Le général parut avec une figure tellement étonnée et tellement curieuse, qu’il y eut échange d’un regard gai entre la duchesse et le comte, et ce regard fit la paix.

– Général Fontana, dit le prince, vous allez monter dans ma voiture qui attend sous la colonnade; vous irez chez la marquise Raversi, vous vous ferez annoncer; si elle est au lit, vous ajouterez que vous venez de ma part, et, arrivé dans sa chambre, vous direz ces précises paroles, et non d’autres: «Madame la marquise Raversi, Son Altesse Sérénissime vous engage à partir demain, avant huit heures du matin, pour votre château de Velleja; Son Altesse vous fera connaître quand vous pourrez revenir à Parme.»

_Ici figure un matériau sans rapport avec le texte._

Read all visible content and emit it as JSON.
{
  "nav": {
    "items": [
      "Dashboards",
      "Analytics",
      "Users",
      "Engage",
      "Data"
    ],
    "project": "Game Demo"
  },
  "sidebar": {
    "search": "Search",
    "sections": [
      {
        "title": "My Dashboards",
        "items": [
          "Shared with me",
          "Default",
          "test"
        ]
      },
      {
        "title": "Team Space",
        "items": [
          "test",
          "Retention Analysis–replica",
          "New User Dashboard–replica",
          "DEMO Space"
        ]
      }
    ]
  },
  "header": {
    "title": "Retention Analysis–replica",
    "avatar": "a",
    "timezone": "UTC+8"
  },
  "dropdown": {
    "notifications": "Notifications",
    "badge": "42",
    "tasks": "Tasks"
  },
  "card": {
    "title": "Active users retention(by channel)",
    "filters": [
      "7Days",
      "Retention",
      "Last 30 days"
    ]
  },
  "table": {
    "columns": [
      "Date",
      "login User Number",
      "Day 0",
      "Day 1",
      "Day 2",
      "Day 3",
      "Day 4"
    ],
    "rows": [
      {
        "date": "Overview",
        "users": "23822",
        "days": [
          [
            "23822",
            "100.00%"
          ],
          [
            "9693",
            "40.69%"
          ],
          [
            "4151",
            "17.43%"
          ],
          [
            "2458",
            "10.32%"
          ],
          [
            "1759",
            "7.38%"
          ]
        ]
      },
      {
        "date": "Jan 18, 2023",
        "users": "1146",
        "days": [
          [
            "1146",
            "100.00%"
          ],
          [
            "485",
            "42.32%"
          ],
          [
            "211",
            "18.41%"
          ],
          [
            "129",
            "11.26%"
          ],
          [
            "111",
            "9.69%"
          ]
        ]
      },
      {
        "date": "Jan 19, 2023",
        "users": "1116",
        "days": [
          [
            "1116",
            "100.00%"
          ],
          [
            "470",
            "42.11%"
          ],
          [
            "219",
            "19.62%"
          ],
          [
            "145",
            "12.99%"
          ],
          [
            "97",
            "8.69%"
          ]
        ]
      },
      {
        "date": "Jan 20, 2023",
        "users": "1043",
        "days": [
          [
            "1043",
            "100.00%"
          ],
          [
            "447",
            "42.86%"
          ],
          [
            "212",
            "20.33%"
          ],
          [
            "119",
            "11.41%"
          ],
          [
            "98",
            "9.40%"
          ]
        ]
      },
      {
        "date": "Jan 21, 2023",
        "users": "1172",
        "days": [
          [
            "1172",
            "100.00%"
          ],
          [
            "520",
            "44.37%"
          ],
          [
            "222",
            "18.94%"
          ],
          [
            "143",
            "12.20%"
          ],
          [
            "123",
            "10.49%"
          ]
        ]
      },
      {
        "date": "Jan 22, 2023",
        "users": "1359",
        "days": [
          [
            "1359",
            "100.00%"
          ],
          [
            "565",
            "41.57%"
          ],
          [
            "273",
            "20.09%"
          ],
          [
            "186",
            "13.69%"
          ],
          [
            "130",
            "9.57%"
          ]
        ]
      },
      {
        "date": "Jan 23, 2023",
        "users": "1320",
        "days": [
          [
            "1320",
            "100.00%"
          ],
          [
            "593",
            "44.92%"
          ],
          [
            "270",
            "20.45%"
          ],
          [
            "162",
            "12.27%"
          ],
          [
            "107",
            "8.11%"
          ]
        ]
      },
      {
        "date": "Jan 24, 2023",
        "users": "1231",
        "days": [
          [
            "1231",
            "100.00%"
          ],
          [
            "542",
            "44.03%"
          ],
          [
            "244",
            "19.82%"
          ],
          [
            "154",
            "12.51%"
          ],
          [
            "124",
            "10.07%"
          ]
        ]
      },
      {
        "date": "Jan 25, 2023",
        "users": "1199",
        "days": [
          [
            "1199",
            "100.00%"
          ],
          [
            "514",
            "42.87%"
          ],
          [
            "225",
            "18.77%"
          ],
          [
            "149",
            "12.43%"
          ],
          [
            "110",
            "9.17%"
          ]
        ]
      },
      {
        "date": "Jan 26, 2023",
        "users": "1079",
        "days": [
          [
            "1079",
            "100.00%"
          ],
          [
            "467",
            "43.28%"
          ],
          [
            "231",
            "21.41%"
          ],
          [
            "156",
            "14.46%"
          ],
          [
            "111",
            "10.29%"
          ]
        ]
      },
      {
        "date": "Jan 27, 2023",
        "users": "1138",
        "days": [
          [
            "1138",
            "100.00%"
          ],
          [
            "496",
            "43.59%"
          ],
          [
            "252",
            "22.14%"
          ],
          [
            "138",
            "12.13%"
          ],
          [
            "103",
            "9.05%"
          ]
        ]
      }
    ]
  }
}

Le prince chercha des yeux ceux de la duchesse, laquelle, sans le remercier comme il s’y attendait, lui fit une révérence extrêmement respectueuse et sortit rapidement.

– Quelle femme! dit le prince en se tournant vers le comte Mosca.

Celui-ci, ravi de l’exil de la marquise Raversi qui facilitait toutes ses actions comme ministre, parla pendant une grosse demi-heure en courtisan consommé; il voulait consoler l’amour-propre du souverain, et ne prit congé que lorsqu’il le vit bien convaincu que l’histoire anecdotique de Louis XIV n’avait pas de page plus belle que celle qu’il venait de fournir à ses historiens futurs.

En rentrant chez elle, la duchesse ferma sa porte, et dit qu’on n’admît personne, pas même le comte. Elle voulait se trouver seule avec elle-même, et voir un peu quelle idée elle devait se former de la scène qui venait d’avoir lieu. Elle avait agi au hasard et pour se faire plaisir au moment même; mais à quelque démarche qu’elle se fût laissé entraîner elle y eût tenu avec fermeté. Elle ne se fût point blâmée en revenant au sang-froid, encore moins repentie: tel était le caractère auquel elle devait d’être encore à trente-six ans la plus jolie femme de la cour.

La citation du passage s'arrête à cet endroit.